The political compass misconstrues the most fundamental question of politics: how to build power. It only focuses on how the individual or group wants to use it. As Maurice Bishop once said: “It can only be relevant if appropriate grassroots mechanisms rooted in the people exist, through which the people can effectively participate, can make decisions, can receive reports from the leaders and eventually be trained for ruling and controlling that particular society. This is what democracy is all about.” These are the most fundamental questions in disagreements on the Left, a difference less in ideals than how to achieve and pursue those ideals by either building or dispersing power.
It is also the foundation of a Marxist view of politics. The Marxist idea of class war was instrumental rather than ideological. A goal of abolition of private property hardly distinguished the early Communists from many of the other mid-19th century radicals. The Communist Manifesto described the difference as follows:
“And, since it ceased in the hands of the German to express the struggle of one class with the other, he felt conscious of having overcome ‘French one-sidedness’ and of representing, not true requirements, but the requirements of Truth; not the interests of the proletariat, but the interests of Human Nature, of Man in general, who belongs to no class, has no reality, who exists only in the misty realm of philosophical fantasy.”
This socialism and Communism both had utopian aims (after all, communism theoretically leads to the withering away of all class-based institutions including the state). Their ideals would likely fall in the same or at least nearby parts of the political compass. But Marx and Engels so fervently believed in the importance of differentiating themselves from these utopians, and from Proudhon, and from Stirner, and from the Syndicalists, and so on, they dedicated most of their writing to it.
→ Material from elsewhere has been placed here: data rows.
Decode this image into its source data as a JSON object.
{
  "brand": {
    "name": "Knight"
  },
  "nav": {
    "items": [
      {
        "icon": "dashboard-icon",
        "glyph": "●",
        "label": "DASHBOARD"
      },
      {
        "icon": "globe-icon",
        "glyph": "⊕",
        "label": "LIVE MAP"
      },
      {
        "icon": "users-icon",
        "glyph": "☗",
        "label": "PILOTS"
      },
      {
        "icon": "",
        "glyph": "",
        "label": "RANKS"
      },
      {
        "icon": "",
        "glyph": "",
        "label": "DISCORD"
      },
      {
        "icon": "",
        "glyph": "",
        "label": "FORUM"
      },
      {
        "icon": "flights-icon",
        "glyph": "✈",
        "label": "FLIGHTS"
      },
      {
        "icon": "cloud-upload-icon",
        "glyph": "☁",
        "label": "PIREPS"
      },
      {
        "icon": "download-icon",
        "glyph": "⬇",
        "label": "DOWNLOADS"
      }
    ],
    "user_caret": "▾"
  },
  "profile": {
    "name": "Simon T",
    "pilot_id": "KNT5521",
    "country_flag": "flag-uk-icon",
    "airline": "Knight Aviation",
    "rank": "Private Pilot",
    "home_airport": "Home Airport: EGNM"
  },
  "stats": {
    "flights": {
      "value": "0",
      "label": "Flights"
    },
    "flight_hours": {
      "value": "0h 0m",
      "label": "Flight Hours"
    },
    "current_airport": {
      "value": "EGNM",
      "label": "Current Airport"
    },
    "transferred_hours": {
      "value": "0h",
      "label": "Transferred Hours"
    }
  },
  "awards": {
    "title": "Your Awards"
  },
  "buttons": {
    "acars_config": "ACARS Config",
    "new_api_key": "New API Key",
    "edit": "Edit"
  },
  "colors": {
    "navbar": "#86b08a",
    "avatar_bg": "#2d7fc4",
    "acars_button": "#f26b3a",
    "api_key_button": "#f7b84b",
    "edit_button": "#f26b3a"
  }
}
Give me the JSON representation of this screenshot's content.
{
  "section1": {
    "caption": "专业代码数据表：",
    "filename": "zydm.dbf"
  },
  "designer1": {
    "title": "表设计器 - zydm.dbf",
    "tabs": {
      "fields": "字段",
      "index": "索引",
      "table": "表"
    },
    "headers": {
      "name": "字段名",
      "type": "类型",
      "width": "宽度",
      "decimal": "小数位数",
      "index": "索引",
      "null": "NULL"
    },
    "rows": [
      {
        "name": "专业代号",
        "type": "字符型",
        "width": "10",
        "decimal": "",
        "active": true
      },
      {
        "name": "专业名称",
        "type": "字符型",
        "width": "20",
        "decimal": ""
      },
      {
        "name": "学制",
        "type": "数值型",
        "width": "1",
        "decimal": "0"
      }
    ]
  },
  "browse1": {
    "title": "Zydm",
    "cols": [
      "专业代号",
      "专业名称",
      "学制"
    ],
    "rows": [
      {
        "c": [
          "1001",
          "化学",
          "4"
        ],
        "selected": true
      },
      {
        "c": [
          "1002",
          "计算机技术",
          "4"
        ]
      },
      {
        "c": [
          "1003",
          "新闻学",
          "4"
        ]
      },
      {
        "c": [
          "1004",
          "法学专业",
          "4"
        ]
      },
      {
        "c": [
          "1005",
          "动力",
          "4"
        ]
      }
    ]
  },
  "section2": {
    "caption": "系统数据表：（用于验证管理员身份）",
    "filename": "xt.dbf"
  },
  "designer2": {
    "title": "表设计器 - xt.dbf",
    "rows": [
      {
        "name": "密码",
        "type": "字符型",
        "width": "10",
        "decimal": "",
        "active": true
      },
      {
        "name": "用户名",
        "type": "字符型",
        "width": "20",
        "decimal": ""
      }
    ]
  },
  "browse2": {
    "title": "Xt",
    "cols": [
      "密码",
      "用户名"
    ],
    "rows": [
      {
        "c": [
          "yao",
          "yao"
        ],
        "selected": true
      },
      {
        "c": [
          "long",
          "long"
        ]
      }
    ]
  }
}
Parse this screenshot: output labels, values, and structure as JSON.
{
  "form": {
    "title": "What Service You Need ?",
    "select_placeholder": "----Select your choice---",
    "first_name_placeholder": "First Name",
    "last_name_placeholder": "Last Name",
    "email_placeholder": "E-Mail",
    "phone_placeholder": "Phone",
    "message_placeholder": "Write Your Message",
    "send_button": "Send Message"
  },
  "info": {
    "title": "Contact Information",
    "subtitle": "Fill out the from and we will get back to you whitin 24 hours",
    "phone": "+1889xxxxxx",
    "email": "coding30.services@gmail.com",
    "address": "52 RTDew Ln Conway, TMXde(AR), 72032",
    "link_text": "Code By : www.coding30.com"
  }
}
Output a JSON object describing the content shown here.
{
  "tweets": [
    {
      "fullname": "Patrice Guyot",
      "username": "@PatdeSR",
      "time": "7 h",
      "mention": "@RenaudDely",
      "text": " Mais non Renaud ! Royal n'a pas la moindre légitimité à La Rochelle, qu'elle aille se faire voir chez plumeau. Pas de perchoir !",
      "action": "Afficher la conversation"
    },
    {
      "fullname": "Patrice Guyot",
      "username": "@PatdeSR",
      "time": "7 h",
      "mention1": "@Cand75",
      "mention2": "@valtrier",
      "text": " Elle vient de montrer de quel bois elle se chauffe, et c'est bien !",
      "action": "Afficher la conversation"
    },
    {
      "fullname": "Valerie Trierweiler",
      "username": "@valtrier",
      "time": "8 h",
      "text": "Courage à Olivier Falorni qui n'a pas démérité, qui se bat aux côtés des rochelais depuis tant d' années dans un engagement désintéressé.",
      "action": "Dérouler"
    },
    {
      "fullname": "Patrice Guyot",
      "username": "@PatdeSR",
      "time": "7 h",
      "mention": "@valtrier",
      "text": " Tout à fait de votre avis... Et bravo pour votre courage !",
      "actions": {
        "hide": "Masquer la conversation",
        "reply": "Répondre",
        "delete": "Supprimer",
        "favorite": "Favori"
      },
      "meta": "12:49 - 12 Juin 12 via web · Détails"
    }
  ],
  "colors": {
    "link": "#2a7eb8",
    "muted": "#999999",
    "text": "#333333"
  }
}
The political compass obscures what Marxists believe is the most important question (at the risk of sounding flippant) — what is to be done.
That obfuscation makes the political compass an adept tool for the worst trend of modern politics towards the aesthetic. With the political compass, a person can define their politics not by what they do, but where they fall. A person can align themselves with any group or individual throughout history by abstracted theory rather than praxis. The political compass encourages foremost an individual identity over a collective — you may be a socialist who believes in collective working class struggle, but you fall on your own specific coordinates of the political compass.
What is the point of going after this meme in so much detail? I do not believe the political compass and its use is responsible for the aforementioned aesthetic politics. Rather, it is a poignant representation of those politics. It is specifically a representation of the individualistic of modern political identity. I am less concerned with a person’s use of the political compass as the political compass in their head, that when one working class person engages with another that they see the political compass and the other person as a different point on the plot rather than as a fellow worker. If we are serious about socialism, we have to rid ourselves of this way of looking at political identity and instead embrace a collective political identity through not only political groups/parties but also collectives, communes, unions, etc. Despite the stubborn persistence of the political compass, there are encouraging signs that collective political identity may be slowly but surely winning the battle, at least within the Left. Let’s make sure it does.